Historically, a buyer was responsible for understanding what he or she was buying and under what terms. Known as "cavet emptor," a Latin term meaning "let the buyer beware," this perspective allowed sellers to use any tactics available to convince a potential buyer to purchase their goods or services. Eventually, jurisdictions around the world began to enact legislation aimed at protecting consumers by declaring many practices to be unfair trade practices. Jurisdictions will differ with regard to what they consider to be unfair trade practices; however, most focus on practices that are intended to mislead or deceive consumers.

Unfair trade practices address how a seller may or may not contact consumers in an attempt to sell goods or services, such as telemarketing.
Unfair trade practices address how a seller may or may not contact consumers in an attempt to sell goods or services, such as telemarketing.

A number of countries around the world have enacted national legislation aimed at preventing sellers of goods or services to use deceptive, fraudulent, or confusing tactics to convince consumers to purchase their goods or services. Examples of countries and their corresponding legislation include: Barbados — The Consumer Protection Act; Australia — Trade Practices Act of 1974; and the European Union — Consumer Protection for Unfair Trading Regulations. Within the United States, individual states have enacted legislation that address issues related to unfair trade practices.

Most legislation directed at unfair trade practices makes it illegal to intentionally deceive or lie to consumers, or to use fraudulent or confusing advertising in an attempt to sell goods or services. More specifically, laws often prohibit advertising that is likely to confuse or outright deceive consumer regarding the origins, manufacturer, or sponsorship of a good. For example, an advertisement that insinuates that a product has been endorsed by a reputable person or organization, when, in fact, it has not, may be a violation of an unfair trade practices law.

Other common provision in legislation aimed at preventing unfair trade practices include prohibitions against claiming that a good contains ingredients which it does not contain, or that a product is new, when it is used. Laws also frequently prevent the advertisement of one good when the seller plans to actually sell another good to the consumer. Claims of the possibility of winning a prize for purchasing a good or service may also be prohibited, unless the seller actually follows through with awarding the prizes advertised.

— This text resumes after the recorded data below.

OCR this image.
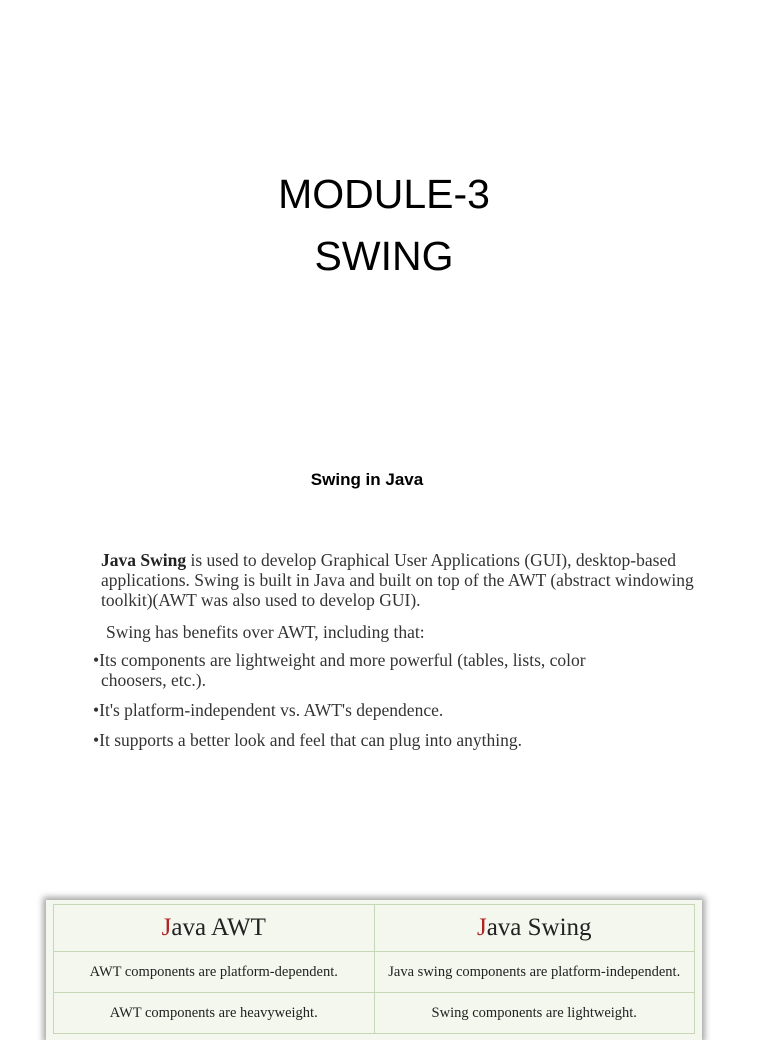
MODULE-3
SWING
Swing in Java
Java Swing is used to develop Graphical User Applications (GUI), desktop-based applications. Swing is built in Java and built on top of the AWT (abstract windowing toolkit)(AWT was also used to develop GUI).
Swing has benefits over AWT, including that:
•Its components are lightweight and more powerful (tables, lists, color
choosers, etc.).
•It's platform-independent vs. AWT's dependence.
•It supports a better look and feel that can plug into anything.
Java AWT	Java Swing
AWT components are platform-dependent.	Java swing components are platform-independent.
AWT components are heavyweight.	Swing components are lightweight.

Laws enacted to combat unfair trade practices may also address the manner in which a seller may contact consumers in an attempt to sell goods or services. Some laws prohibit telemarketing by sellers, or limit the time or manner in which telemarketing may be used as a sales tool. Door-to-door sales may also be regulated in unfair trade practices legislation. With both telemarketing and door-to-door sales, most laws require the seller to identify who he or she is and the purpose of the call or visit immediately upon contact with the consumer.